In der Mittagspause wendet sich das Bild: Leonidas kommt nach Hause in die Hietzinger Villa und wird von seiner Frau, die ihn der Untreue verdächtigt, auf den Brief angesprochen. Er gibt ihn ihr; sie erkennt den Sinn zwischen den Zeilen nicht und entschuldigt sich unter Tränen für ihre Eifersucht. Nun wäre der Moment für ein Geständnis gekommen, doch er lässt ihn verstreichen, weniger aus Feigheit als aus Bequemlichkeit.

Als sich bei einem anschließenden Treffen mit Vera im Parkhotel Schönbrunn auch noch aufklärt, dass dieser 17-Jährige gar nicht sein Sohn ist, sondern der einer Freundin Veras, flüchtet sich Leonidas wieder vollends in seine aalglatte Angepasstheit, lässt den jüdischen Gelehrten fallen und wird sein selbstzufriedenes Leben weiterführen wie vor diesem Tag.

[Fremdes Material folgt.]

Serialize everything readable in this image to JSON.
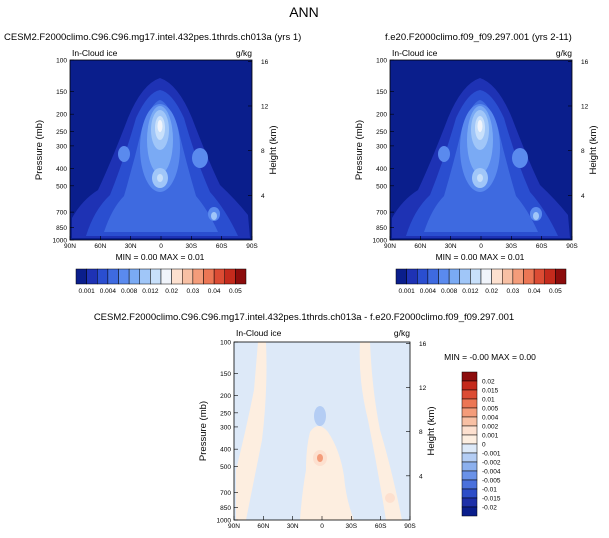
{
  "page_title": "ANN",
  "panels": [
    {
      "title": "CESM2.F2000climo.C96.C96.mg17.intel.432pes.1thrds.ch013a (yrs 1)",
      "field_label": "In-Cloud ice",
      "units": "g/kg",
      "stats_text": "MIN =  0.00  MAX =  0.01"
    },
    {
      "title": "f.e20.F2000climo.f09_f09.297.001 (yrs 2-11)",
      "field_label": "In-Cloud ice",
      "units": "g/kg",
      "stats_text": "MIN =  0.00  MAX =  0.01"
    },
    {
      "title": "CESM2.F2000climo.C96.C96.mg17.intel.432pes.1thrds.ch013a - f.e20.F2000climo.f09_f09.297.001",
      "field_label": "In-Cloud ice",
      "units": "g/kg",
      "stats_text": "MIN = -0.00  MAX =  0.00"
    }
  ],
  "chart_data": [
    {
      "type": "heatmap",
      "title": "CESM2.F2000climo.C96.C96.mg17.intel.432pes.1thrds.ch013a (yrs 1)",
      "ylabel": "Pressure (mb)",
      "ylabel_right": "Height (km)",
      "x_ticks": [
        "90N",
        "60N",
        "30N",
        "0",
        "30S",
        "60S",
        "90S"
      ],
      "x_values": [
        90,
        60,
        30,
        0,
        -30,
        -60,
        -90
      ],
      "y_ticks": [
        "100",
        "150",
        "200",
        "250",
        "300",
        "400",
        "500",
        "700",
        "850",
        "1000"
      ],
      "y_values": [
        100,
        150,
        200,
        250,
        300,
        400,
        500,
        700,
        850,
        1000
      ],
      "y_right_ticks": [
        "4",
        "8",
        "12",
        "16"
      ],
      "y_right_values": [
        4,
        8,
        12,
        16
      ],
      "ylim": [
        1000,
        100
      ],
      "y_scale": "log",
      "colorbar_levels": [
        "0.001",
        "0.004",
        "0.008",
        "0.012",
        "0.02",
        "0.03",
        "0.04",
        "0.05"
      ],
      "colorbar_colors": [
        "#0a1e8c",
        "#1e32b4",
        "#2a4ed0",
        "#3e6ae0",
        "#5a8aee",
        "#7aaaf4",
        "#a0c6f8",
        "#c8e0fb",
        "#f0f4fb",
        "#fde0cf",
        "#f8c0a4",
        "#f49c7a",
        "#ec7654",
        "#dc4c34",
        "#c42a1c",
        "#8c0c0c"
      ],
      "colorbar_position": "bottom",
      "min": 0.0,
      "max": 0.01
    },
    {
      "type": "heatmap",
      "title": "f.e20.F2000climo.f09_f09.297.001 (yrs 2-11)",
      "ylabel": "Pressure (mb)",
      "ylabel_right": "Height (km)",
      "x_ticks": [
        "90N",
        "60N",
        "30N",
        "0",
        "30S",
        "60S",
        "90S"
      ],
      "x_values": [
        90,
        60,
        30,
        0,
        -30,
        -60,
        -90
      ],
      "y_ticks": [
        "100",
        "150",
        "200",
        "250",
        "300",
        "400",
        "500",
        "700",
        "850",
        "1000"
      ],
      "y_values": [
        100,
        150,
        200,
        250,
        300,
        400,
        500,
        700,
        850,
        1000
      ],
      "y_right_ticks": [
        "4",
        "8",
        "12",
        "16"
      ],
      "y_right_values": [
        4,
        8,
        12,
        16
      ],
      "ylim": [
        1000,
        100
      ],
      "y_scale": "log",
      "colorbar_levels": [
        "0.001",
        "0.004",
        "0.008",
        "0.012",
        "0.02",
        "0.03",
        "0.04",
        "0.05"
      ],
      "colorbar_colors": [
        "#0a1e8c",
        "#1e32b4",
        "#2a4ed0",
        "#3e6ae0",
        "#5a8aee",
        "#7aaaf4",
        "#a0c6f8",
        "#c8e0fb",
        "#f0f4fb",
        "#fde0cf",
        "#f8c0a4",
        "#f49c7a",
        "#ec7654",
        "#dc4c34",
        "#c42a1c",
        "#8c0c0c"
      ],
      "colorbar_position": "bottom",
      "min": 0.0,
      "max": 0.01
    },
    {
      "type": "heatmap",
      "title": "CESM2.F2000climo.C96.C96.mg17.intel.432pes.1thrds.ch013a - f.e20.F2000climo.f09_f09.297.001",
      "ylabel": "Pressure (mb)",
      "ylabel_right": "Height (km)",
      "x_ticks": [
        "90N",
        "60N",
        "30N",
        "0",
        "30S",
        "60S",
        "90S"
      ],
      "x_values": [
        90,
        60,
        30,
        0,
        -30,
        -60,
        -90
      ],
      "y_ticks": [
        "100",
        "150",
        "200",
        "250",
        "300",
        "400",
        "500",
        "700",
        "850",
        "1000"
      ],
      "y_values": [
        100,
        150,
        200,
        250,
        300,
        400,
        500,
        700,
        850,
        1000
      ],
      "y_right_ticks": [
        "4",
        "8",
        "12",
        "16"
      ],
      "y_right_values": [
        4,
        8,
        12,
        16
      ],
      "ylim": [
        1000,
        100
      ],
      "y_scale": "log",
      "colorbar_levels": [
        "0.02",
        "0.015",
        "0.01",
        "0.005",
        "0.004",
        "0.002",
        "0.001",
        "0",
        "-0.001",
        "-0.002",
        "-0.004",
        "-0.005",
        "-0.01",
        "-0.015",
        "-0.02"
      ],
      "colorbar_colors": [
        "#8c0c0c",
        "#c42a1c",
        "#dc4c34",
        "#ec7654",
        "#f49c7a",
        "#f8c0a4",
        "#fde0cf",
        "#fdeee0",
        "#dde9f8",
        "#b4cdf4",
        "#8cb0ee",
        "#6a92e8",
        "#4a70dc",
        "#2e4ec8",
        "#1e30a8",
        "#0a1e8c"
      ],
      "colorbar_position": "right",
      "min": -0.0,
      "max": 0.0
    }
  ]
}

Jedoch erfährt er, dass er mit Vera tatsächlich einen Sohn hatte, der unglücklicherweise im Alter von zwei Jahren gestorben ist. Veras seinerzeitigen Brief darüber hatte er ungelesen zerrissen.

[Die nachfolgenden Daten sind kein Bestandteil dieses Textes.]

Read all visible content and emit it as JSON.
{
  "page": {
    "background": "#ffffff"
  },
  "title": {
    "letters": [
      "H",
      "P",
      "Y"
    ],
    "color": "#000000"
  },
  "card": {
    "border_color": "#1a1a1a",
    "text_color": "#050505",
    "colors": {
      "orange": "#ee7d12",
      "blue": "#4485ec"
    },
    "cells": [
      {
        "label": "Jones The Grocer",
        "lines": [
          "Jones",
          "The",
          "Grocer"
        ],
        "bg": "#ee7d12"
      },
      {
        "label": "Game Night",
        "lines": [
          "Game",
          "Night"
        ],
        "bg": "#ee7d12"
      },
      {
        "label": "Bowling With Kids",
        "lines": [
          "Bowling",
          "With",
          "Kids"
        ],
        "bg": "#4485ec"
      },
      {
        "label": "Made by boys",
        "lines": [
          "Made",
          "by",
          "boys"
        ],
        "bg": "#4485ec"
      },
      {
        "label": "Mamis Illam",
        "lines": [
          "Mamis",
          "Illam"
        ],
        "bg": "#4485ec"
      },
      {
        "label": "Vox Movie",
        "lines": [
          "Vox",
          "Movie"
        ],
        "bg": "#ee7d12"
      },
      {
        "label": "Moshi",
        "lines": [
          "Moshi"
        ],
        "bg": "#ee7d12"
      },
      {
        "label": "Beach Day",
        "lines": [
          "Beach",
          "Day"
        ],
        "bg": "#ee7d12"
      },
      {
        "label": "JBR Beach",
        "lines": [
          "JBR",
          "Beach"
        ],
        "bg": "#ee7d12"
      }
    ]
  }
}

Am gleichen Abend sitzt Leonidas (in der letzten Szene dieser Novelle) mit Amélie in einer Loge der Staatsoper und schläft dabei ein. Während er … schläft, weiß Leonidas mit unaussprechlicher Klarheit, daß heute ein Angebot zur Rettung an ihn ergangen ist, dunkel, halblaut, unbestimmt, wie alle Angebote dieser Art. Er weiß, dass er daran gescheitert ist. Er weiß, daß ein neues Angebot nicht wieder erfolgen wird.

Verfilmung

Die Erzählung wurde 1984 von Axel Corti als Eine blassblaue Frauenschrift (mit Friedrich von Thun in der Hauptrolle) verfilmt. Der TV-Film wurde mehrfach ausgezeichnet.